Smith et al. [34] reported that college students showed high perception of cancer risks, but underrated their risk for other diseases that were related to being overweight or obese. Similar findings were observed in this study; more students (n=494) perceived their peers to be at greater personal risk for developing T2D than self (n=175). Evidence from theoretical frameworks has indicated that low perceived susceptibility promotes inaction [25], as such; educators and healthcare professionals must provide early intervention so as to decrease the prevalence rate among the young.
Smith et al. [34] also found incongruence between college students’ perceived likelihood for developing disease over their lifetime and actual disease risk. Post-hoc multiple comparisons tests showed that actual disease risk scores were significantly different (p<.001) among students who reported great risk (x̄ = 10.14) compared to those who stated they had no risk (x̄ difference = 4.50) or were not sure (x̄ difference = 3.34) of their risk for T2D. These findings indicate that there was congruency in this sample; college students whose actual disease risk scores were high also stated they had great risk based on their lifestyle and family background compared to those who reported no risk or not sure of their risk. Although this study’ results show a need for more research on perceived susceptibility and actual disease risk among college students, it is important to note that this sample acknowledges its risk and is poised for prevention programs as suggested by Graham et al. [24].

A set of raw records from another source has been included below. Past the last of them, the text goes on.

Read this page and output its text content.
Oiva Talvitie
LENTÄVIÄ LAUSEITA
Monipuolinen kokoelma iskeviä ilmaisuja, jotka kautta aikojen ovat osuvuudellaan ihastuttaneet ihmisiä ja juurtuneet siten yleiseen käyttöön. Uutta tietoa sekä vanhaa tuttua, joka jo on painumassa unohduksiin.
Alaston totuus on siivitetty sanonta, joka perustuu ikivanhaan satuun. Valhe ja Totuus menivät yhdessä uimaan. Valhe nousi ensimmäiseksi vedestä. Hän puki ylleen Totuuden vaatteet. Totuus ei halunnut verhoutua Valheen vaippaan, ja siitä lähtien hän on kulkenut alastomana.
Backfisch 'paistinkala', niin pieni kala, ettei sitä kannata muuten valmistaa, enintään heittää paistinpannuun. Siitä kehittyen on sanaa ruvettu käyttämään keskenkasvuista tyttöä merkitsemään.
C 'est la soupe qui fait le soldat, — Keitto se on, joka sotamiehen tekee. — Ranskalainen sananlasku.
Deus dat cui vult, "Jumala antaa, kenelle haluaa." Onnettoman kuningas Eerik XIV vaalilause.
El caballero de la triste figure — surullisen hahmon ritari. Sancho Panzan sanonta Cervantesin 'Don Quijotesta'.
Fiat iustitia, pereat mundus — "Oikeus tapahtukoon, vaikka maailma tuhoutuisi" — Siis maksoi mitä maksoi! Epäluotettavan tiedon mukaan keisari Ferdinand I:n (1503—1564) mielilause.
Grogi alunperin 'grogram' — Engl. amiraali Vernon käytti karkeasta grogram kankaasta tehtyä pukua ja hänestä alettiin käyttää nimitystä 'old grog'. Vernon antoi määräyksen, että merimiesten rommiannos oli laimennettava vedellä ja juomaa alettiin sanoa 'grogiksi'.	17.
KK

Another important observation in this study was that almost half (n=300) was unsure of their personal risks based lifestyle behaviors and 26% were not sure of the risk based on family history. This mirrors the findings of Andriaanse et al. [32] who found that individuals with high and low risk profiles did not know their personal risk and as such underestimated their disease risks. Evidently, there is need for T2D education among college students. Current data depicts increasing diabetes trend among the young [1,10]; as such this study’s findings are essential and underscore needed areas for prevention of T2D in college-age students.
Limitations
There are limitations to this study that should be considered carefully. First, the study included the convenience sample from one university, so it is necessary to investigate other locations. Secondly, the study relied on self-reported data for heights, weights, exercise and dietary intakes of fruits and vegetables and any of these could have skewed the outcome of the study. Finally the study did not account for cultural differences as it related to identifying risk perceptions.
Conclusion
Literature search showed that limited studies exist on perceived risks and actual disease risks. Data is scarce for this group, but documented evidence exists to support the increasing prevalence of T2D among the young. Conflicting evidence now exist for congruence on perceived and actual risk of college students in the development of T2D, so it is important that educators conduct more research in this area. It may necessary to isolate groups,and address these issues through targeted awareness educational intervention.